Council member Kathy Patterson (D-Ward 3) said it was wrong for Williams's administration to withhold information about fatalities among the disabled. She called it a matter of confidentiality vs. accountability.
"The executive branch has demonstrated a real unwillingness to be forthcoming about information on harm" to group home residents, Patterson said during the hearing. "What exactly happened? Who did what, when and where? There needs to be greater transparency."
Fenty's committee posed 32 written questions to the Mental Retardation and Developmental Disabilities Administration in advance of last week's hearing. Agency officials answered 28 of the queries but balked at providing what they said was confidential information about the fatality review panel.

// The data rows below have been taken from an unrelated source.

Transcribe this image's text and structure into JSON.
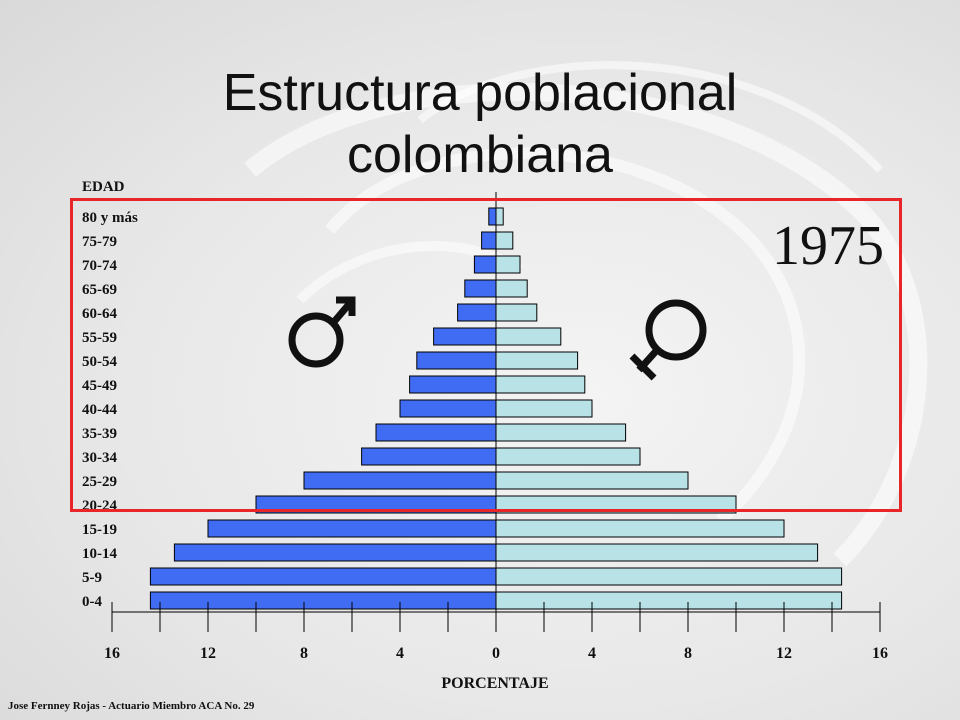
{
  "page": {
    "title_line1": "Estructura poblacional",
    "title_line2": "colombiana",
    "year": "1975",
    "footer": "Jose Fernney Rojas - Actuario Miembro ACA No. 29"
  },
  "colors": {
    "male": "#3f6cf2",
    "female": "#b9e2e6",
    "highlight": "#e8262a"
  },
  "icons": {
    "male": "male-symbol-icon",
    "female": "female-symbol-icon"
  },
  "chart_data": {
    "type": "bar",
    "orientation": "horizontal",
    "ylabel": "EDAD",
    "xlabel": "PORCENTAJE",
    "xlim": [
      -16,
      16
    ],
    "x_ticks": [
      16,
      12,
      8,
      4,
      0,
      4,
      8,
      12,
      16
    ],
    "categories": [
      "80 y más",
      "75-79",
      "70-74",
      "65-69",
      "60-64",
      "55-59",
      "50-54",
      "45-49",
      "40-44",
      "35-39",
      "30-34",
      "25-29",
      "20-24",
      "15-19",
      "10-14",
      "5-9",
      "0-4"
    ],
    "series": [
      {
        "values": [
          0.3,
          0.6,
          0.9,
          1.3,
          1.6,
          2.6,
          3.3,
          3.6,
          4.0,
          5.0,
          5.6,
          8.0,
          10.0,
          12.0,
          13.4,
          14.4,
          14.4
        ]
      },
      {
        "values": [
          0.3,
          0.7,
          1.0,
          1.3,
          1.7,
          2.7,
          3.4,
          3.7,
          4.0,
          5.4,
          6.0,
          8.0,
          10.0,
          12.0,
          13.4,
          14.4,
          14.4
        ]
      }
    ],
    "grid": false
  }
}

The committee asked the agency for a copy of any final report from the panel since Sept. 30; copies of its recommendations and whether the agency and group home contractors followed them; and the number of times government and public members of the panel attended or missed meetings.
Charlotte Brookins-Hudson, the council's general counsel, said it was unprecedented for a council member to have to file a FOIA request to get information from a D.C. agency. "I've never heard of such a thing," she said and noted that the council has subpoena powers.
In June 2000, the mayor told the council that his then-new administration would share information about group home operations -- and that there would be "no need" for FOIA requests.
"The press has a role to play in this," Williams testified at a council hearing at the time. "Everyone under my guidance is under the instruction that there's no need for a Freedom of Information suit. That information ought to be readily available."
The fatality review committee is chaired by the D.C. medical examiner and by Marsha Thompson, interim administrator of the mental retardation agency. Thompson said at the hearing last week that she wanted to give Fenty the information but was told she could not. She did not return calls seeking the name of the official who barred her from releasing the information.
Patterson said the executive branch is misinterpreting and misusing the FOIA statute to deny access to public information. She and Fenty said they will draft legislation to make the law on releasing materials from the mental retardation fatality review panel the same as legislative amendments Patterson introduced to make records available from the D.C. committee that reviews children's deaths.
Joseph Cammarata, a lawyer who has represented families whose mentally disabled relatives were neglected, abused or died in city-run group homes, accused Williams of doing "a complete about-face" from his position in 2000.
"He's playing hide-and-seek with information that's vital to the health and well-being of the developmentally disabled," Cammarata said. "It's critical that information that goes to the heart of how these group homes are run and what underlies the systemic neglect of these innocent people not be held from public view."
In January, after protracted negotiations to obtain copies of group home death investigations conducted in recent years, The Post filed suit to get the records. The newspaper asked for the reports with the names of the deceased deleted. District officials, citing the federal Health Insurance Portability and Accountability Act and the mayor's order creating the review panel, continued to express concerns about privacy.